Where’s a reviewer to start? Food writer and television presenter Peta Mathias confides that ‘This book started off as a missive about love with recipes, commissioned by my publisher Harriet Allan. She told me, “With everything going on at the moment, what the world needs now is love.” But then, as I researched love stories, I became less interested in recipes than in some of the outrageous tales that Harriet and I were finding’. These tales are represented manifold. This book brings together a potpourri of the greatest, most passionate, and often strangest love stories ever known.


Within its pages, I found Catullus, Ovid, the Māori legend of Uenuko and the mist girl, courtship rituals in which young couples were wrapped in blankets so they could get to know each other without things getting too steamy, rose petals that made quail taste so good it led to fornication on galloping horses, a Japanese woman with an unfortunate beginning who cut off her lover’s testicles, an unlikely love story between a swan and a goose – the list goes on and on. There’s the sexiness and sensuality of eating food with your hands – even better, feed your lover with your hands and/or let him/her eat off your body – the many, pleasurable uses of olives, the aphrodisical qualities of ripe strawberries and a famous chocolate and almond torte. Included are a smattering of recipes, even the New Zealand hokey pokey. Many of the stories are prefaced by poems and quotations. A friend glanced across while I was reading and exclaimed that she had to copy that quote down. (In case you are wondering, the quote was Man Ray’s ‘There is no progress in art, any more than there is progress in making love. There are simply different ways of doing it.’)

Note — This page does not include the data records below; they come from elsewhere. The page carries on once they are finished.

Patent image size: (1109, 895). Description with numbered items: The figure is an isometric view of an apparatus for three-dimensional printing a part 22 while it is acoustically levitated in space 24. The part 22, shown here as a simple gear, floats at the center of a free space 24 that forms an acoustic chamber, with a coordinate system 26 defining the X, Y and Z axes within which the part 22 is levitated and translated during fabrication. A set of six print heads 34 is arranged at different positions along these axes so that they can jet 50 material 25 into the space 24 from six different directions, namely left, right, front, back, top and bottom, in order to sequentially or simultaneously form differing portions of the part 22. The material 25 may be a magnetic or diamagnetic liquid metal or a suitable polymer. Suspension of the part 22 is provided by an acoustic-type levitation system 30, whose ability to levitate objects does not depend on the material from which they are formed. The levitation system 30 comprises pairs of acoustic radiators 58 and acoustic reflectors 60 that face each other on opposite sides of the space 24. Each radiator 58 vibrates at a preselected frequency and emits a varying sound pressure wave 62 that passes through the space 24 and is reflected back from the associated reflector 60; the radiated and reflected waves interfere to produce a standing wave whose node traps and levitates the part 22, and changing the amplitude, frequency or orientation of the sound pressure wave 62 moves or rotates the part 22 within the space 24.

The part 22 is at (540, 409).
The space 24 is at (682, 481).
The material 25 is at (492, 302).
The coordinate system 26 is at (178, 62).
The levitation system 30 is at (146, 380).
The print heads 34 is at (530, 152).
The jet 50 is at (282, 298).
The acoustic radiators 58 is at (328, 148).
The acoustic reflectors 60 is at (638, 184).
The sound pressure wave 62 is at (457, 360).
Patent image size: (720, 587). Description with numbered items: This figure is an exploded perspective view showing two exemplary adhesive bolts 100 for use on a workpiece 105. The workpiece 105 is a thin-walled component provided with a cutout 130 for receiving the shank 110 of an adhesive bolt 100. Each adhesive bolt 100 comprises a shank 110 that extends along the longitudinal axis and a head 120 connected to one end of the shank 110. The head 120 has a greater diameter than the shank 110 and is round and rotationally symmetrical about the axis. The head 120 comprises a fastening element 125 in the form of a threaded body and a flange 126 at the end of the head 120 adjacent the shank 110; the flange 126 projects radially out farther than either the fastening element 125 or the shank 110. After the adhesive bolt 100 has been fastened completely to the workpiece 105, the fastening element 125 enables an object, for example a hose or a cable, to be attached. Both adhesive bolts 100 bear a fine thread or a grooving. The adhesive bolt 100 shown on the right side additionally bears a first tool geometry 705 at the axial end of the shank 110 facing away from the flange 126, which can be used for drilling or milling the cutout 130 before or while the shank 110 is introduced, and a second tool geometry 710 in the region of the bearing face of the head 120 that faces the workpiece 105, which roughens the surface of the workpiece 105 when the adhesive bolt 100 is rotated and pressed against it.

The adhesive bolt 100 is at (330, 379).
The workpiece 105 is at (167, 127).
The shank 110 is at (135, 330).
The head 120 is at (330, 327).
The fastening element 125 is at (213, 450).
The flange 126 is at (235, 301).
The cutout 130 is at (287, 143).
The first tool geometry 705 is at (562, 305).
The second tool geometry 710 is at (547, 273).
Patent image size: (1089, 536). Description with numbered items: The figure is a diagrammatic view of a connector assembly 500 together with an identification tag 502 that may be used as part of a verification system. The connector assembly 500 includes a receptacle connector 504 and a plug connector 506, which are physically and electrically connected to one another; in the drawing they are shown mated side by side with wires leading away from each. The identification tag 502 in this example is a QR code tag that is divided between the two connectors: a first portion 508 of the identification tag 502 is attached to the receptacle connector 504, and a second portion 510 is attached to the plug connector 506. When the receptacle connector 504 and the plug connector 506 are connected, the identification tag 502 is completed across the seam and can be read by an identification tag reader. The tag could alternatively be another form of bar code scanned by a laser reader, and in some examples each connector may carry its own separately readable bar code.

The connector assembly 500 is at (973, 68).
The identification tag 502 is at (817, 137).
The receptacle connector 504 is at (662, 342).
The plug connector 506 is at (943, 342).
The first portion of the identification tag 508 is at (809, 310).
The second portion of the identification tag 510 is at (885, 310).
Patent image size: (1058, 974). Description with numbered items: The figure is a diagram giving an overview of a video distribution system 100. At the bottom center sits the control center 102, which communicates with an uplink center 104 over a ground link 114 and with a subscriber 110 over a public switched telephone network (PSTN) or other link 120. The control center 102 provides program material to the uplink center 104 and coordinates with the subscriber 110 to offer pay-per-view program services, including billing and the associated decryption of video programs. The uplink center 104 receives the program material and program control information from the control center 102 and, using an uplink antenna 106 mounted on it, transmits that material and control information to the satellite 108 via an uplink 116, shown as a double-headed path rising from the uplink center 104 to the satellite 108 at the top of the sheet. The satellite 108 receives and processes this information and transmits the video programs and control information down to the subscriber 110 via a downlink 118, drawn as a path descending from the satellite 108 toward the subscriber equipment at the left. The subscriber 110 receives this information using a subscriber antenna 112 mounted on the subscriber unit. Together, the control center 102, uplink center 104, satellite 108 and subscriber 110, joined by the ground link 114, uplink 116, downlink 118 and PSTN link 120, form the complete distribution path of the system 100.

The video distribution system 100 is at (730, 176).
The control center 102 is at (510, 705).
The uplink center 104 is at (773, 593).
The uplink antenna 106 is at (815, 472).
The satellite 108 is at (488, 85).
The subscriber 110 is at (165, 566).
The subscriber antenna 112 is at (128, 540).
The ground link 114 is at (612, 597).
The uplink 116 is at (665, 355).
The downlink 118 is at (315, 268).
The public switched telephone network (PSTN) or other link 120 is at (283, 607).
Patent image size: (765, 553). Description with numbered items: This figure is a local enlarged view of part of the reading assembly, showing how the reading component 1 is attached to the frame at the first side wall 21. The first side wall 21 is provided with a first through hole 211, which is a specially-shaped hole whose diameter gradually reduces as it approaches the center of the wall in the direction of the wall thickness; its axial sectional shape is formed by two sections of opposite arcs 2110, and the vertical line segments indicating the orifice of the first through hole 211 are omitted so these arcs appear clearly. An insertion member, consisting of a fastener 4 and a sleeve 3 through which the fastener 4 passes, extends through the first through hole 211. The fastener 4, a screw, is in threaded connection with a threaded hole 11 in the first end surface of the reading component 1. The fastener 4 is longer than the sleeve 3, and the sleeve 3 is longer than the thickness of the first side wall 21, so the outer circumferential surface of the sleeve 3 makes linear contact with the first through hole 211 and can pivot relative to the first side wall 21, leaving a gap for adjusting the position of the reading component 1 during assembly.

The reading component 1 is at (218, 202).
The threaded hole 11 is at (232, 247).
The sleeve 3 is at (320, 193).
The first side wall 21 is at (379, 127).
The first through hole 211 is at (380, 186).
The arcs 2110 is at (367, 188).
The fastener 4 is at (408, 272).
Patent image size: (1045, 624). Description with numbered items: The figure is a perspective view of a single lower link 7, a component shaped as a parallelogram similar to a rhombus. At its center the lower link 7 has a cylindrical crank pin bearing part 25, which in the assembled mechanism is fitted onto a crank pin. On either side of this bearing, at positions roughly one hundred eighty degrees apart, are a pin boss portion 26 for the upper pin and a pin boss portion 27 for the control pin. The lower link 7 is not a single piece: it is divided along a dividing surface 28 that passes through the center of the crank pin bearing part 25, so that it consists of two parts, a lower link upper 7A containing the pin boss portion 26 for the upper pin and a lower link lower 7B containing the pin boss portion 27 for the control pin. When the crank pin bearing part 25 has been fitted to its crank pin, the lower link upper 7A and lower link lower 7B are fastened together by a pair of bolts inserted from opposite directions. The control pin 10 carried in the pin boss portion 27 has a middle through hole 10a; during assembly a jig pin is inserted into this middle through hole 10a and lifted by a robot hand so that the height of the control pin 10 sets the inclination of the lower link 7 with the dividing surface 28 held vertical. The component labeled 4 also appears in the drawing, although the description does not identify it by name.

So is Eat Your Heart Out a book about food or a book about love? The truth is, sometime it’s one and sometimes it’s the other. All in all, it’s a little bit of both. Not all of the love stories revolve around food, but most do. This is first and foremost a book about romantic love and food, but a sense of community does enter the story – at weddings where bride, groom and family drink a whole lot of tea, and Mathias comments that the groom proves his love by the strength of his bladder. Even though Mathias has narrowed the book down to only the love that is romantic or sexual, she manages to incorporate a wide variety of topics. Somehow, whatever story or fun fact or recipe Peta Mathias brings to the table, she manages to tie it into the flow all thanks to her witty, lively narrative voice. The conversational style means that as a reader you respond to her opinions and sometimes downright disagree. I think a judicious editor should have pruned (or at least diplomatically redirected) the phrase ‘the belief that some foods are aphrodisiacs is irrational and arbitary, like religious dietary restrictions, sacred food, forbidden food, vegetarianism and allergies’. I further strongly disagree with Mathias that icing sugar is indispensible to making shortbread. I prefer the crunchy, salty, non-sweet Edmonds classic cookbook kind.


Eat Your Heart Out is a brilliant conversation starter. In eye-grabbing hardcover red-and-white gorgeousness, it’s a perfect gift and something to savour. It’s not something you can keep to yourself (if only because other people are invariably going to ask you what you’re giggling about). Like love, food, and basically all the best things in life, this is a book that’s meant to be shared.